Delighting our internal users first

Element AI is a large collaborative environment made up of more than 100 PhDs and AI practitioners. We work in small teams and on independent projects, all of which rely on ready access to our cluster. Without a GPU scheduling tool, right of usage was often a point of contention among researchers: who was allowed priority access to the cluster and why? With Orkestrator, GPU time was allocated on a fairer basis, allowing teams to avoid the politics of persuading gatekeepers that their project was the most important, the most urgent, the most exciting and therefore the one to be prioritized over all others.

It also gives AI practitioners and IT administrators a bird’s eye view of the jobs running on the cluster, so monitoring on a large-scale experiment becomes a lot easier than it would be if users had to manually try to figure out if their jobs are running correctly. This turns into a huge time-saver. In our case, without a GPU scheduling tool, we would have spent most of our time monitoring and orchestrating the jobs we were running. Instead, most of the process was entirely automated, freeing up our time to focus on scientific questions.

In the end, the results of thousands and thousands of experiments established N-Beats as the state-of-the-art in univariate time-series forecasting tasks. It wasn’t just better; it was also conceptually simpler and faster to train than other leading approaches, taking only about an hour to train on 100,000 time series on our GPU cluster.

But it doesn’t end there. Our recent paper shows that N-Beats can be trained on one dataset, then applied to a different one, even one that does not contain time series from the training set, and still outperform most popular statistical methods. For example, N-Beats trained on the M4 dataset can be applied to time series from different domains, such as tourism statistics or highway lane occupancy.

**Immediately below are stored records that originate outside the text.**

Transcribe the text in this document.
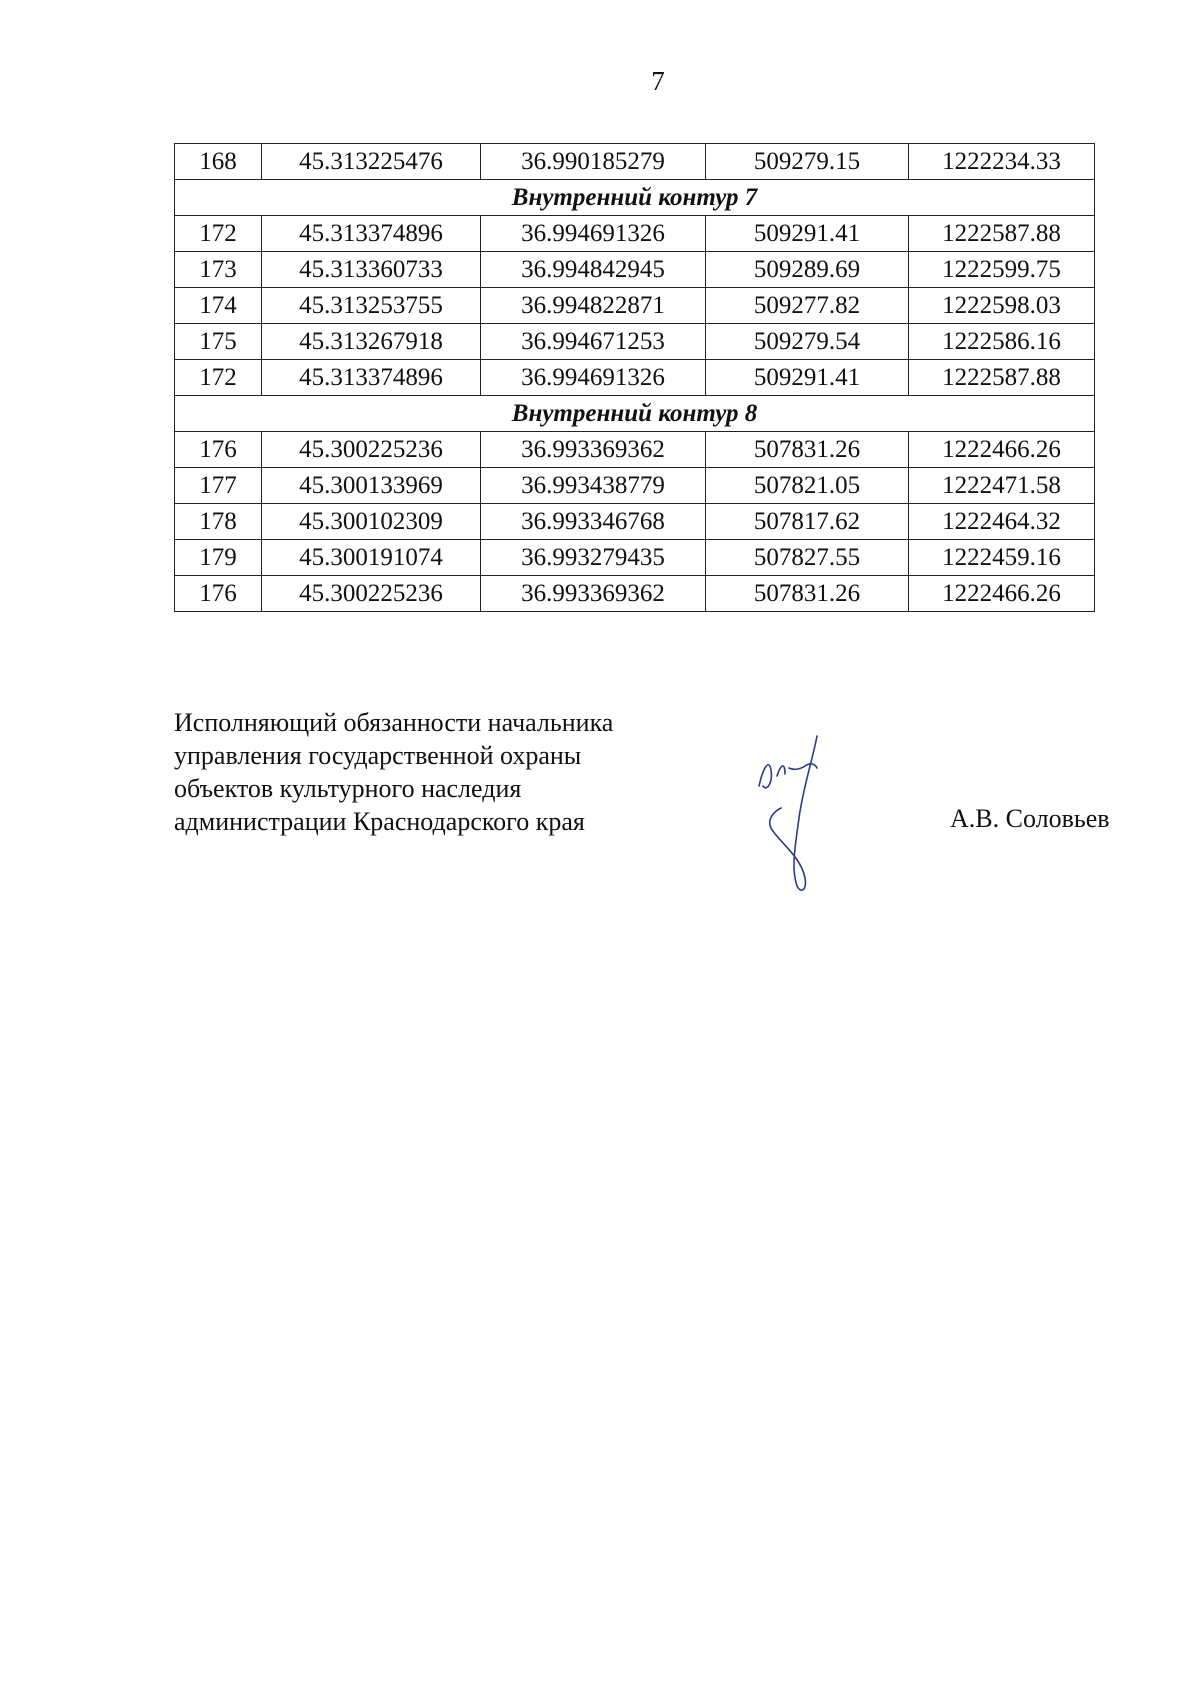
7
168	45.313225476	36.990185279	509279.15	1222234.33
Внутренний контур 7				
172	45.313374896	36.994691326	509291.41	1222587.88
173	45.313360733	36.994842945	509289.69	1222599.75
174	45.313253755	36.994822871	509277.82	1222598.03
175	45.313267918	36.994671253	509279.54	1222586.16
172	45.313374896	36.994691326	509291.41	1222587.88
Внутренний контур 8				
176	45.300225236	36.993369362	507831.26	1222466.26
177	45.300133969	36.993438779	507821.05	1222471.58
178	45.300102309	36.993346768	507817.62	1222464.32
179	45.300191074	36.993279435	507827.55	1222459.16
176	45.300225236	36.993369362	507831.26	1222466.26
Исполняющий обязанности начальника
управления государственной охраны
объектов культурного наследия
администрации Краснодарского края	А.В. Соловьев
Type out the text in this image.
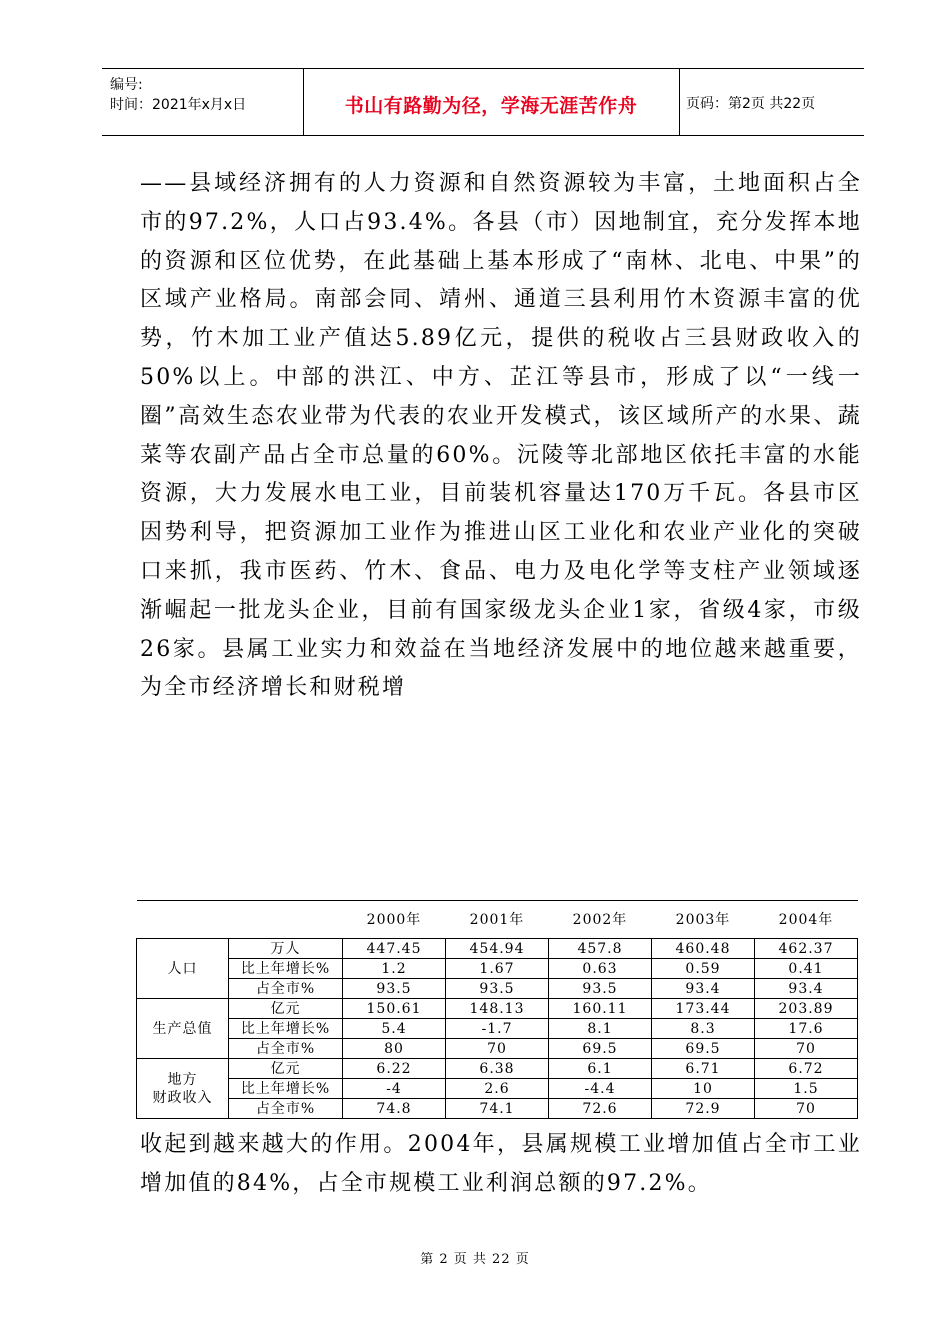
编号:
时间：2021年x月x日	书山有路勤为径，学海无涯苦作舟	页码：第2页 共22页
——县域经济拥有的人力资源和自然资源较为丰富，土地面积占全市的97.2%，人口占93.4%。各县（市）因地制宜，充分发挥本地的资源和区位优势，在此基础上基本形成了“南林、北电、中果”的区域产业格局。南部会同、靖州、通道三县利用竹木资源丰富的优势，竹木加工业产值达5.89亿元，提供的税收占三县财政收入的50%以上。中部的洪江、中方、芷江等县市，形成了以“一线一圈”高效生态农业带为代表的农业开发模式，该区域所产的水果、蔬菜等农副产品占全市总量的60%。沅陵等北部地区依托丰富的水能资源，大力发展水电工业，目前装机容量达170万千瓦。各县市区因势利导，把资源加工业作为推进山区工业化和农业产业化的突破口来抓，我市医药、竹木、食品、电力及电化学等支柱产业领域逐渐崛起一批龙头企业，目前有国家级龙头企业1家，省级4家，市级26家。县属工业实力和效益在当地经济发展中的地位越来越重要，为全市经济增长和财税增
		2000年	2001年	2002年	2003年	2004年
人口	万人	447.45	454.94	457.8	460.48	462.37
	比上年增长%	1.2	1.67	0.63	0.59	0.41
	占全市%	93.5	93.5	93.5	93.4	93.4
生产总值	亿元	150.61	148.13	160.11	173.44	203.89
	比上年增长%	5.4	-1.7	8.1	8.3	17.6
	占全市%	80	70	69.5	69.5	70

地方
财政收入	亿元	6.22	6.38	6.1	6.71	6.72
	比上年增长%	-4	2.6	-4.4	10	1.5
	占全市%	74.8	74.1	72.6	72.9	70
收起到越来越大的作用。2004年，县属规模工业增加值占全市工业增加值的84%，占全市规模工业利润总额的97.2%。
第 2 页 共 22 页
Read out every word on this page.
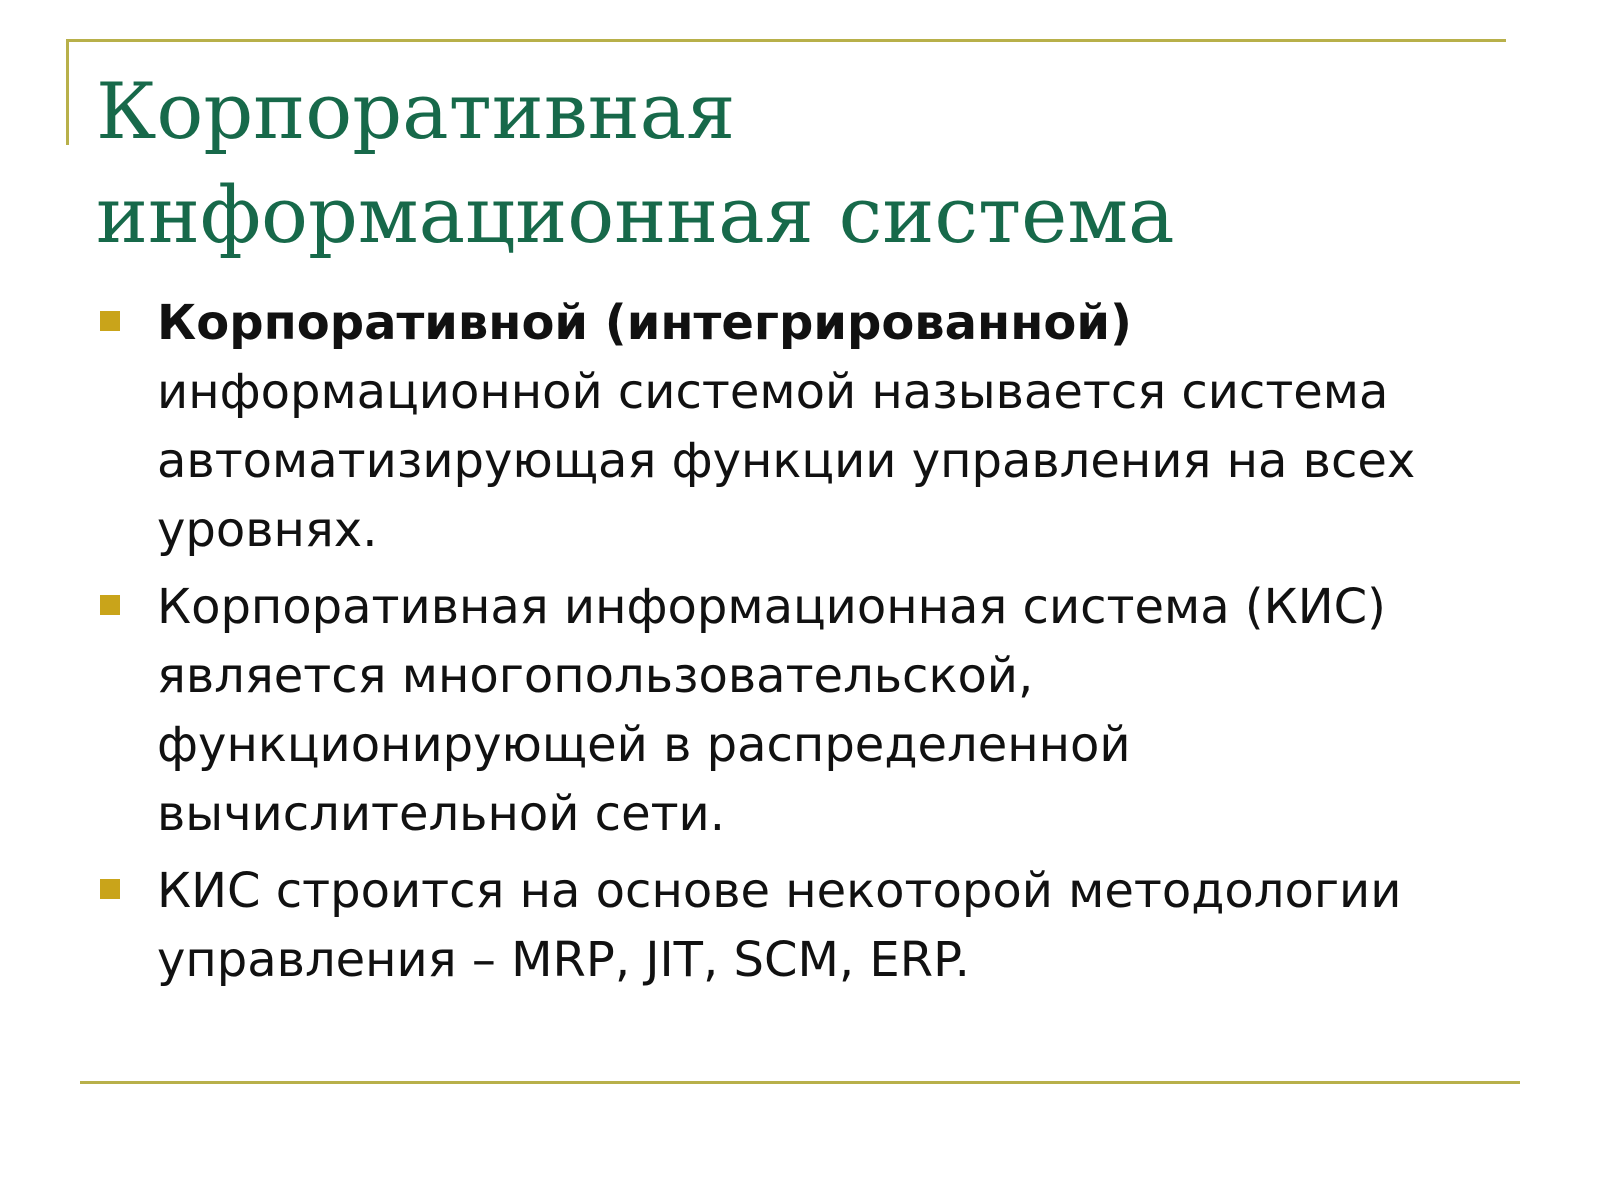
Корпоративная
информационная система
Корпоративной (интегрированной)
информационной системой называется система
автоматизирующая функции управления на всех
уровнях.
Корпоративная информационная система (КИС)
является многопользовательской,
функционирующей в распределенной
вычислительной сети.
КИС строится на основе некоторой методологии
управления – MRP, JIT, SCM, ERP.
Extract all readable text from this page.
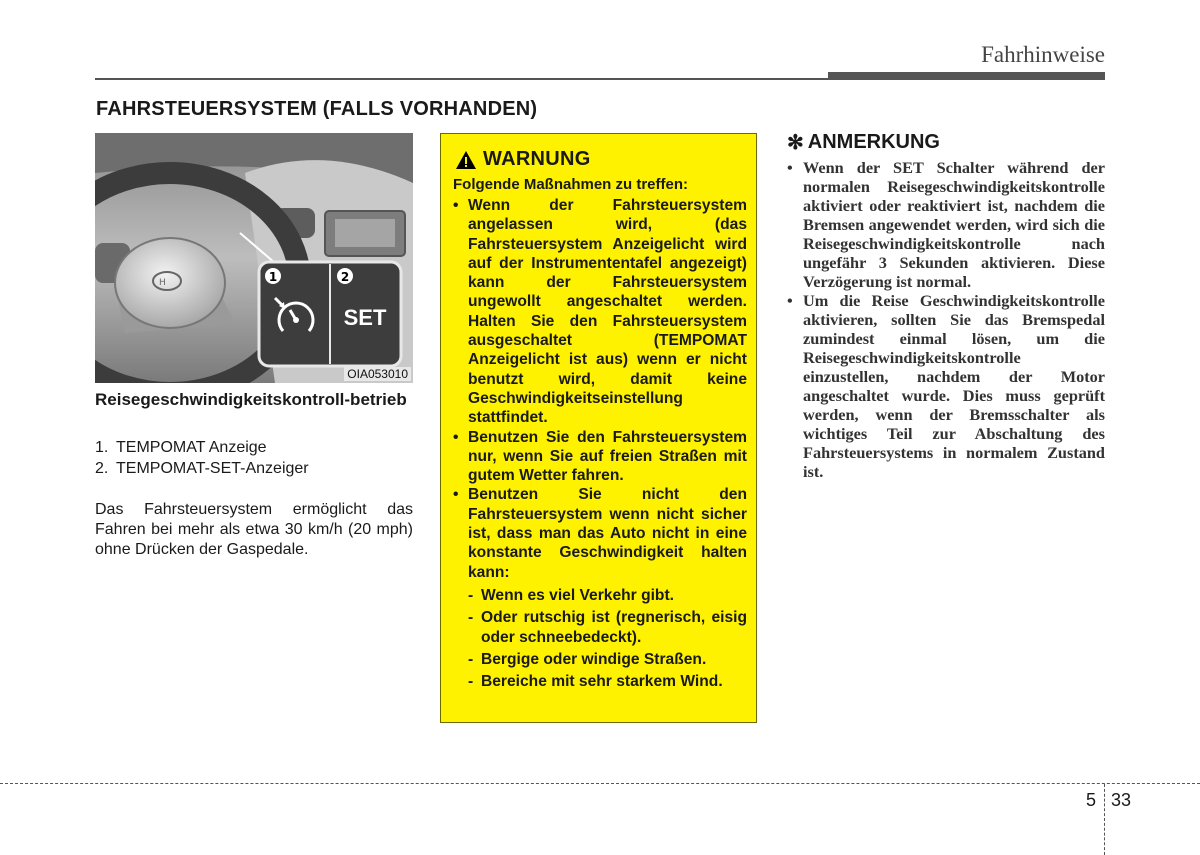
Fahrhinweise
FAHRSTEUERSYSTEM (FALLS VORHANDEN)
H	1	2
SET
OIA053010
Reisegeschwindigkeitskontroll-betrieb
1. TEMPOMAT Anzeige
2. TEMPOMAT-SET-Anzeiger
Das Fahrsteuersystem ermöglicht das Fahren bei mehr als etwa 30 km/h (20 mph) ohne Drücken der Gaspedale.
WARNUNG
Folgende Maßnahmen zu treffen:
• Wenn der Fahrsteuersystem angelassen wird, (das Fahrsteuersystem Anzeigelicht wird auf der Instrumententafel angezeigt) kann der Fahrsteuersystem ungewollt angeschaltet werden. Halten Sie den Fahrsteuersystem ausgeschaltet (TEMPOMAT Anzeigelicht ist aus) wenn er nicht benutzt wird, damit keine Geschwindigkeitseinstellung stattfindet.
• Benutzen Sie den Fahrsteuersystem nur, wenn Sie auf freien Straßen mit gutem Wetter fahren.
• Benutzen Sie nicht den Fahrsteuersystem wenn nicht sicher ist, dass man das Auto nicht in eine konstante Geschwindigkeit halten kann:
- Wenn es viel Verkehr gibt.
- Oder rutschig ist (regnerisch, eisig oder schneebedeckt).
- Bergige oder windige Straßen.
- Bereiche mit sehr starkem Wind.
✻ ANMERKUNG
• Wenn der SET Schalter während der normalen Reisegeschwindigkeitskontrolle aktiviert oder reaktiviert ist, nachdem die Bremsen angewendet werden, wird sich die Reisegeschwindigkeitskontrolle nach ungefähr 3 Sekunden aktivieren. Diese Verzögerung ist normal.
• Um die Reise Geschwindigkeitskontrolle aktivieren, sollten Sie das Bremspedal zumindest einmal lösen, um die Reisegeschwindigkeitskontrolle einzustellen, nachdem der Motor angeschaltet wurde. Dies muss geprüft werden, wenn der Bremsschalter als wichtiges Teil zur Abschaltung des Fahrsteuersystems in normalem Zustand ist.
5 33
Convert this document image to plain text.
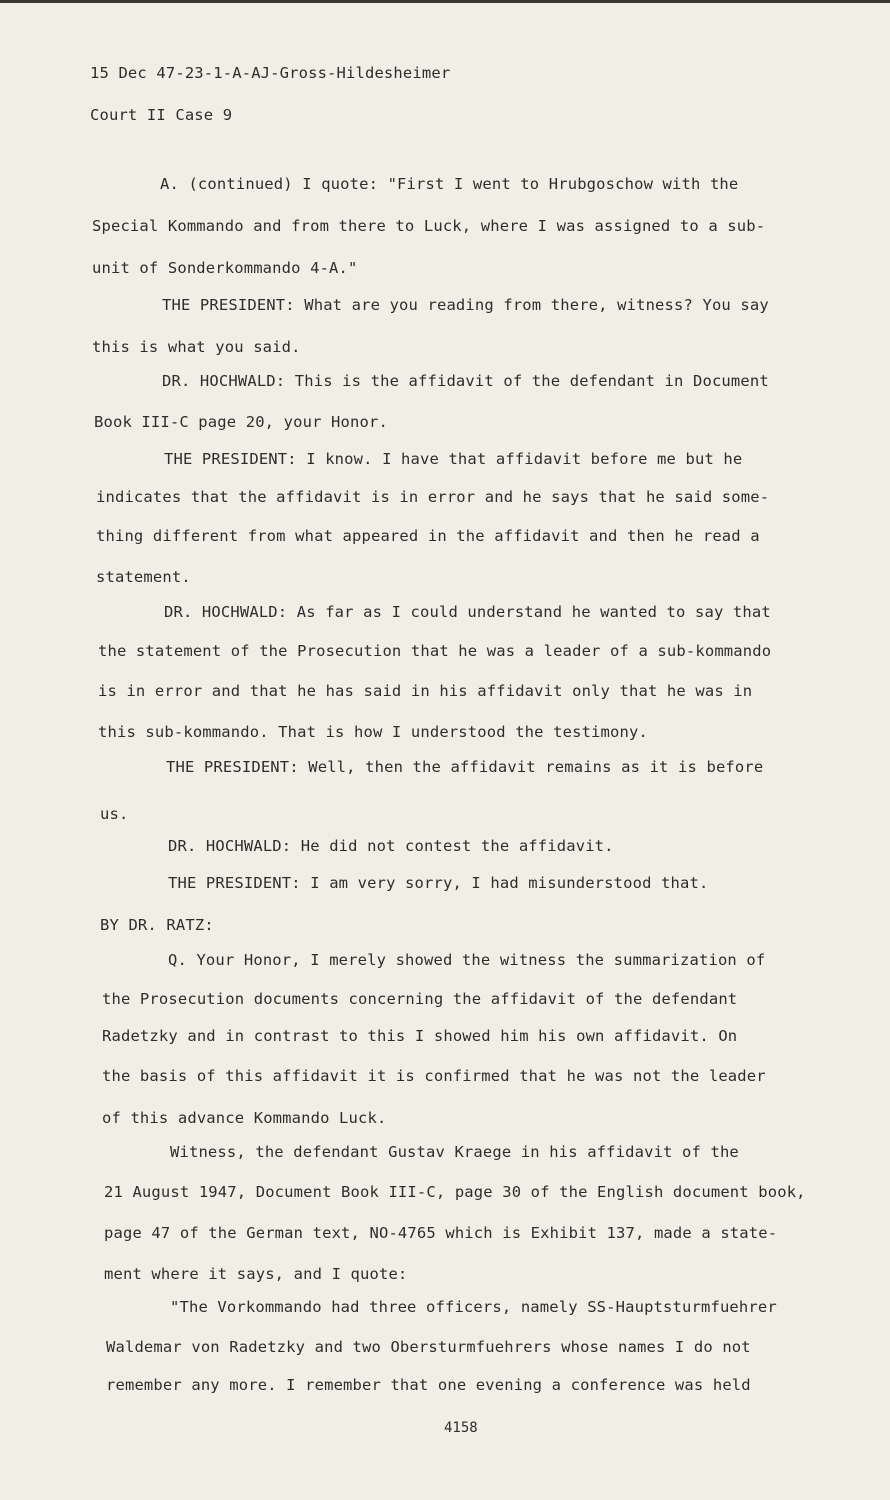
15 Dec 47-23-1-A-AJ-Gross-Hildesheimer
Court II Case 9
A. (continued) I quote: "First I went to Hrubgoschow with the
Special Kommando and from there to Luck, where I was assigned to a sub-
unit of Sonderkommando 4-A."
THE PRESIDENT: What are you reading from there, witness? You say
this is what you said.
DR. HOCHWALD: This is the affidavit of the defendant in Document
Book III-C page 20, your Honor.
THE PRESIDENT: I know. I have that affidavit before me but he
indicates that the affidavit is in error and he says that he said some-
thing different from what appeared in the affidavit and then he read a
statement.
DR. HOCHWALD: As far as I could understand he wanted to say that
the statement of the Prosecution that he was a leader of a sub-kommando
is in error and that he has said in his affidavit only that he was in
this sub-kommando. That is how I understood the testimony.
THE PRESIDENT: Well, then the affidavit remains as it is before
us.
DR. HOCHWALD: He did not contest the affidavit.
THE PRESIDENT: I am very sorry, I had misunderstood that.
BY DR. RATZ:
Q. Your Honor, I merely showed the witness the summarization of
the Prosecution documents concerning the affidavit of the defendant
Radetzky and in contrast to this I showed him his own affidavit. On
the basis of this affidavit it is confirmed that he was not the leader
of this advance Kommando Luck.
Witness, the defendant Gustav Kraege in his affidavit of the
21 August 1947, Document Book III-C, page 30 of the English document book,
page 47 of the German text, NO-4765 which is Exhibit 137, made a state-
ment where it says, and I quote:
"The Vorkommando had three officers, namely SS-Hauptsturmfuehrer
Waldemar von Radetzky and two Obersturmfuehrers whose names I do not
remember any more. I remember that one evening a conference was held
4158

N-Beats, as it turns out, is an implementation of a meta-learning algorithm; in other words, it is an algorithm that is able to learn how to learn, and can therefore adapt itself and make good predictions even on datasets with few times series that it has never observed before. This constitutes an important contribution to machine learning algorithms. And it’s something we could not have achieved without enormous, highly optimized computing resources and the power to test our hypotheses at scale.

Our AI tools are what made these advancements possible. They reinforce best practices and support collaboration across groups. They abstract some of the engineering tasks related to running jobs on GPUs. And they help run more experiment trials in less time, accelerating the training and testing of models and enabling the kind of quick iteration and innovation at scale that we were able to achieve in the development of N-Beats.